Nike-Hanmatheekuna/llama3-8b-sft-full

TEXT GENERATIONConcurrency Cost:1Model Size:8BQuant:FP8Ctx Length:8kPublished:May 16, 2024License:llama3Architecture:Transformer Cold

The Nike-Hanmatheekuna/llama3-8b-sft-full model is an 8 billion parameter language model fine-tuned from Meta-Llama-3-8B. It was trained with a learning rate of 2e-05 over 3 epochs, utilizing a cosine learning rate scheduler.

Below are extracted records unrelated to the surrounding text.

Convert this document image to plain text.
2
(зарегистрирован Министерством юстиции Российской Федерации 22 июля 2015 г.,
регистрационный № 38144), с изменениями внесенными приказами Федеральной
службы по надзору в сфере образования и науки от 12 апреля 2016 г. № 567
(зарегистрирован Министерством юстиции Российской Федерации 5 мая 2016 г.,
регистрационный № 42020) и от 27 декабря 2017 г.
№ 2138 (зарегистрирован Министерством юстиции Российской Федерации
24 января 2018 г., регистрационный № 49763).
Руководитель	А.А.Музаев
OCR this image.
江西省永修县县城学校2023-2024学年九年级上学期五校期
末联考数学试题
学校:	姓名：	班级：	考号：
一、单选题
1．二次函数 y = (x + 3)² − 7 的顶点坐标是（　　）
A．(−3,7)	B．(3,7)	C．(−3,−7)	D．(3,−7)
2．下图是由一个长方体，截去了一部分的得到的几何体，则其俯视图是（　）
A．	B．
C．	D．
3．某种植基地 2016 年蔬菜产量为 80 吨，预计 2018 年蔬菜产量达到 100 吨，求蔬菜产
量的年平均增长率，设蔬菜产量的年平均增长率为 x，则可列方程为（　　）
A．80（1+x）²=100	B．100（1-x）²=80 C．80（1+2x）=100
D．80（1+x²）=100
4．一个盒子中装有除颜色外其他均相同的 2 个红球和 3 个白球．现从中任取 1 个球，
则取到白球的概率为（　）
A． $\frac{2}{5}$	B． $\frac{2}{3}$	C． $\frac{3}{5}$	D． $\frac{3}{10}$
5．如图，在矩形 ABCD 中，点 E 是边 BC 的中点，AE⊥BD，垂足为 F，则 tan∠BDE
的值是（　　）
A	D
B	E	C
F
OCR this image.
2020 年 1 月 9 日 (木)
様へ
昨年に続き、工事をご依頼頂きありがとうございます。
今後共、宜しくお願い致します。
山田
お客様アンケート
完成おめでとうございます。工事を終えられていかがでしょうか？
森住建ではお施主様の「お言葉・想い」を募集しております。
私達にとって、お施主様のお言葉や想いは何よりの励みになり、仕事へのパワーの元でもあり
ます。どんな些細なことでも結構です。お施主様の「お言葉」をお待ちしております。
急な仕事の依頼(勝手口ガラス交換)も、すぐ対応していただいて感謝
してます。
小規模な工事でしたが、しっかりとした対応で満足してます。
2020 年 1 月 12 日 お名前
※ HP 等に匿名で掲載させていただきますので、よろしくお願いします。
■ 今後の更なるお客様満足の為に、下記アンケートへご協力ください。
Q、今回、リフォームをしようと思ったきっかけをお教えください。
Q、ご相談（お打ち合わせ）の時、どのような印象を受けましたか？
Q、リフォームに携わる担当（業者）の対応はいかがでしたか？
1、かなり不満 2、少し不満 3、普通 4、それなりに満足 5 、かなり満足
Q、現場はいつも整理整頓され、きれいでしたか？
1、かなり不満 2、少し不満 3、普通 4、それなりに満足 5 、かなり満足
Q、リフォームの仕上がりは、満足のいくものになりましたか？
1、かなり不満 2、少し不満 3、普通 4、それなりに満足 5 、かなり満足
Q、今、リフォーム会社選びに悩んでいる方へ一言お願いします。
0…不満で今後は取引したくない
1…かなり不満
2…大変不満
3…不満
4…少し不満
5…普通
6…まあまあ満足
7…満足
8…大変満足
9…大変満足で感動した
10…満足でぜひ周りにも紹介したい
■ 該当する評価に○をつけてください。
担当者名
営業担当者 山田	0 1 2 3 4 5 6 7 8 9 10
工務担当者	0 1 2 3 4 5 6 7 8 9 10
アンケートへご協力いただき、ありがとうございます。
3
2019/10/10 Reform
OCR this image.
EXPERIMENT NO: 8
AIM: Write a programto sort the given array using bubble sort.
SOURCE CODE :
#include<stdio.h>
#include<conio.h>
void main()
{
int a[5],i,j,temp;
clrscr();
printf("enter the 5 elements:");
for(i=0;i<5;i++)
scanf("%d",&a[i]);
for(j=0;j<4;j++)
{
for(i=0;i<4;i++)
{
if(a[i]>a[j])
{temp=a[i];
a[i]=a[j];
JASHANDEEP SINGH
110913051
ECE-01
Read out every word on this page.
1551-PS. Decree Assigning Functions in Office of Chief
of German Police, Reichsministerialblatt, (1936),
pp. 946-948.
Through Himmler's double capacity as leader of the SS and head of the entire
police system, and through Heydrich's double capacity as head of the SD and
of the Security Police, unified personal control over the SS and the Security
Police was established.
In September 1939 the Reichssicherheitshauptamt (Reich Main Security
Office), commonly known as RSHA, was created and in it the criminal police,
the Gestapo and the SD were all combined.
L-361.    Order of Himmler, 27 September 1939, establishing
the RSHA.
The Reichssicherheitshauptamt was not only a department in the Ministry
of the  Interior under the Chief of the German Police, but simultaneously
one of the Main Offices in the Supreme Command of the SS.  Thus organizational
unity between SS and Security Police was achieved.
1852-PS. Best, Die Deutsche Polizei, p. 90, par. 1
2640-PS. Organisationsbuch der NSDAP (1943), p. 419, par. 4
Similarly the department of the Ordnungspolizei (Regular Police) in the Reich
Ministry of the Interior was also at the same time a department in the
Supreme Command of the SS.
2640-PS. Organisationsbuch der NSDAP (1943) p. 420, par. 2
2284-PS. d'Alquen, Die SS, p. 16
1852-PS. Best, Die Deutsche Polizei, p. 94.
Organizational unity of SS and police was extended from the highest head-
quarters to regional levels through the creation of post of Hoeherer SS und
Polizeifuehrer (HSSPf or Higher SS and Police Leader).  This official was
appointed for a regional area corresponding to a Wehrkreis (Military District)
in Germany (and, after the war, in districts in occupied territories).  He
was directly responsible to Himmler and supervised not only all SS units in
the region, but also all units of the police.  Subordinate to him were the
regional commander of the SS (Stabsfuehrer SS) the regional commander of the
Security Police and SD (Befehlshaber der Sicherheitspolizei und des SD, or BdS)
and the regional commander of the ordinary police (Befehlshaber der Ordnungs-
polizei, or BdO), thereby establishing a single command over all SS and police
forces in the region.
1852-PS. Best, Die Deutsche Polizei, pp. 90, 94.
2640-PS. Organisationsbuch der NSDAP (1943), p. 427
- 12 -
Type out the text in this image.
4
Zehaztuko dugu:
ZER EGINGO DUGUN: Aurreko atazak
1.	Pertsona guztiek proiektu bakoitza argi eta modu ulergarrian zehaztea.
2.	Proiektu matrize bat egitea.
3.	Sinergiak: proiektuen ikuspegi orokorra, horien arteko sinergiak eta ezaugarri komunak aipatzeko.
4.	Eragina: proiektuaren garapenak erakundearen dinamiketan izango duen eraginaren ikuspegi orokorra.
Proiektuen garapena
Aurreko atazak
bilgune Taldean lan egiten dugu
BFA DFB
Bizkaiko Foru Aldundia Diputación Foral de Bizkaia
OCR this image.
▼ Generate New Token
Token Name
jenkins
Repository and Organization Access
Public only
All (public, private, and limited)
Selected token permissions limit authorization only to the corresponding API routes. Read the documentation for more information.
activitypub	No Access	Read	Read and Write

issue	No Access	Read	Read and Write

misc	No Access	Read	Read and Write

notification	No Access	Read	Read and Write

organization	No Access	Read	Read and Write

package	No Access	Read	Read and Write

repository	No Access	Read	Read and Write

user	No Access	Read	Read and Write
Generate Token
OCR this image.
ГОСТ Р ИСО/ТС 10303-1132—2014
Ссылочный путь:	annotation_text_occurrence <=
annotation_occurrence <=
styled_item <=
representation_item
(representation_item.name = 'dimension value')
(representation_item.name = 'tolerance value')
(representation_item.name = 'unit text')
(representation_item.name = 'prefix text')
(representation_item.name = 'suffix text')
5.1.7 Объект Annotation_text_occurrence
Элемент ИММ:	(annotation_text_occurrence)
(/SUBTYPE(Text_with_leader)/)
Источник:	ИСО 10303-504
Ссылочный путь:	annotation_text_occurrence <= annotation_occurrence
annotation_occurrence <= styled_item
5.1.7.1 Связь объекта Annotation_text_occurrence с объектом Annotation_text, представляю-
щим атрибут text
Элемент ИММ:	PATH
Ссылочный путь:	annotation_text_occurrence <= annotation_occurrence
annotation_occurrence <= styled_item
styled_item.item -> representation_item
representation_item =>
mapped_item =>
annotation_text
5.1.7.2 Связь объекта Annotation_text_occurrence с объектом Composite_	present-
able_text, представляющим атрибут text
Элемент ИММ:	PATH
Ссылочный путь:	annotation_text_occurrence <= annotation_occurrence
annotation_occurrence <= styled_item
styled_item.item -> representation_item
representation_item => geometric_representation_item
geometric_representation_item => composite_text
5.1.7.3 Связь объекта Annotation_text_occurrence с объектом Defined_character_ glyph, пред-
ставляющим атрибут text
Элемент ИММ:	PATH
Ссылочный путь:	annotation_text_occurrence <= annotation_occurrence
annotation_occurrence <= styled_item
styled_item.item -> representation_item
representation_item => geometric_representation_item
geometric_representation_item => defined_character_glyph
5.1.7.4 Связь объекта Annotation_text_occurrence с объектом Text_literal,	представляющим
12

This model is a specialized version of the Llama 3 architecture, intended for general language tasks following its supervised fine-tuning.

Loading preview...

Model Overview

Nike-Hanmatheekuna/llama3-8b-sft-full is an 8 billion parameter language model derived from the Meta-Llama-3-8B architecture. This version has undergone supervised fine-tuning (SFT) to adapt its capabilities, though the specific dataset used for this fine-tuning is not detailed.

Training Details

The model was trained using the following key hyperparameters:

  • Learning Rate: 2e-05
  • Batch Size: 2 (train and eval), with a total effective batch size of 64 due to gradient accumulation steps (32).
  • Optimizer: Adam with standard betas and epsilon.
  • Scheduler: Cosine learning rate scheduler with a 0.1 warmup ratio.
  • Epochs: 3

Intended Use

Given its foundation in the Llama 3 series and subsequent fine-tuning, this model is generally suitable for a range of natural language processing tasks. However, without specific information on the fine-tuning dataset, its optimal use cases and limitations are not fully defined. Users should evaluate its performance for their specific applications.